Setelah kondisinya benar-benar membaik dan hasil pemeriksaannya berada di dalam ambang batas kestabilan, pada akhirnya DPJP-nya membolehkan Radhi untuk pulang. Tentunya dengan ribuan syarat yang harus Radhi patuhi. Ditambah dengan sedikit omelan karena terkadang, cowok itu hobi bertingkah seenaknya.

"Mau pakai kursi roda, Dek?" tanya Keigen. Indra penglihatannya memperhatikan seorang perawat melepas venflon yang ada di tangan kiri Radhi. "Kalau mau, nanti aku mintain."

"Woah! Darahnya ngalir!" Bukannya menjawab, Radhi malah berteriak saat melihat darah mengalir dari bekas tusukannya. "Tahan, Kak! Jangan sampai aku mati kehabisan darah!"

"Dek, tenang." Keigen berucap. "Maaf, ya, Sus. Adek saya suka heboh sendiri emang."

Radhi mengibas-ibaskan tangannya begitu luka tusukannya tertutup sempurna. Bibirnya mengerucut sebal. "Bodo amat, Kak. Aku lagi senang, karena bisa pulang ke rumah!"

Radhi tertawa. Ia menurunkan kedua kakinya setelah mengenakan jaket biru yang senada dengan warna iris matanya itu. "Mau pakai kursi roda, Kak," ucap Radhi. Tubuhnya masih terasa agak lemah, meski sudah baikan. Makanya itu, Radhi minta pakai kursi roda saja.

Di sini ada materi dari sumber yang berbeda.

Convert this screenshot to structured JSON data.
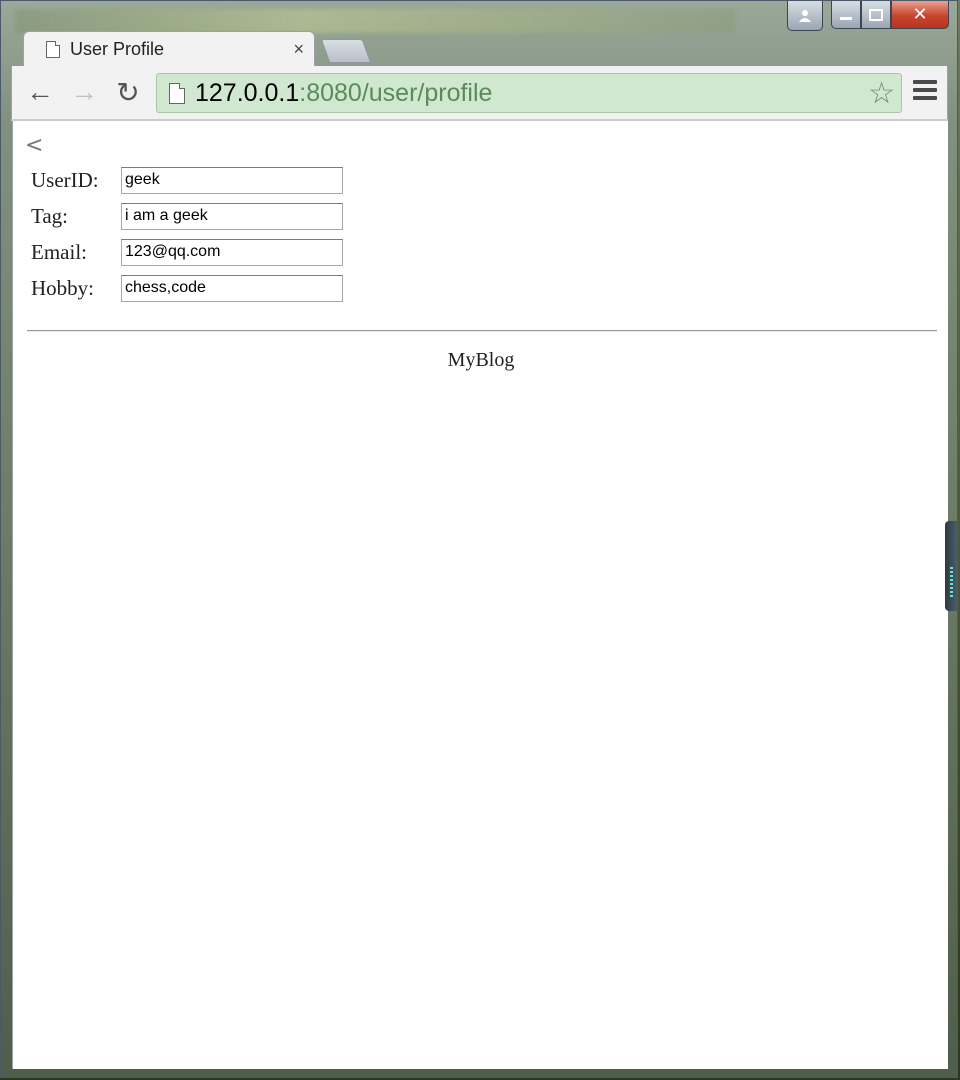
{
  "browser": {
    "tab_title": "User Profile",
    "tab_close": "×",
    "url_host": "127.0.0.1",
    "url_rest": ":8080/user/profile"
  },
  "icons": {
    "back": "←",
    "forward": "→",
    "reload": "↻",
    "star": "☆",
    "page_back": "<"
  },
  "window_controls": {
    "close": "✕"
  },
  "form": {
    "fields": [
      {
        "label": "UserID:",
        "value": "geek"
      },
      {
        "label": "Tag:",
        "value": "i am a geek"
      },
      {
        "label": "Email:",
        "value": "123@qq.com"
      },
      {
        "label": "Hobby:",
        "value": "chess,code"
      }
    ]
  },
  "footer": {
    "text": "MyBlog"
  }
}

"Kakak yang dorongin, ya," sambung Radhi. Ia meraih ponsel yang berada di atas nakas, lalu membuka grup kelasnya. Perlahan, ia menyentuh icon kamera dan mengarahkan kamera depannya ke wajahnya sendiri. Dengan senyum lebar di bibirnya, sampai-sampai kedua lesung pipitnya terlihat, Radhi menekan icon capture.

"Ngapain kamu?" Keigen bertanya heran.

"Ih, aku imut banget." Radhi berucap asal. Ia mengirim foto itu setelah memberi caption, lalu menyimpan ponselnya ke dalam kantong jaketnya. "Ayo, pulang. Aku kangen rumah!"

Keigen berdeham pelan. Ia berjalan ke luar kamar rawat, berencana mengambil kursi roda. Ditinggalkannya Radhi yang masih duduk di atas ranjang seorang diri, dengan senyum yang langsung luntur begitu Keigen tidak terlihat lagi.

Pulang ke rumah? Radhi tidak yakin dapat bernapas dengan tenang di sana. Selama kakek dan nenek masih tinggal di rumahnya.

Perlahan, Radhi mengayunkan kedua kakinya. Kepalanya menengadah, menatap langit-langit kamar rawat. Selama ini, kakek dan nenek seolah tidak peduli padanya. Menjenguk, bahkan sekadar menanyakan keadaannya saja tidak pernah.

Entah apa Radhi bisa tahan berada di rumah atau tidak. Nyatanya, terkadang ucapan kakek cukup membuatnya merasa sakit. Ditambah dengan tatapan tajam dari nenek.

"Dek, kamu bisa turun sendiri 'kan?" Suara Keigen kembali terdengar. Diikuti oleh sosoknya yang muncul dari pintu kamar. "Sini, ayo. Ayah udah nunggu di lobi."

Radhi mengangguk pelan. Ia turun dari bed, lalu duduk di kursi roda. Sementara itu, Keigen mengambil tas berisi perlengkapan milik Radhi.

"Udah siap, Dek?" tanya Keigen.

"Siap! Aku siap banget buat pulang!"

Keigen terkekeh pelan. Ia mulai mendorong kursi roda Radhi ke luar kamar, hingga selanjutnya ke luar ruang rawat. Senyumnya terlukis di bibir.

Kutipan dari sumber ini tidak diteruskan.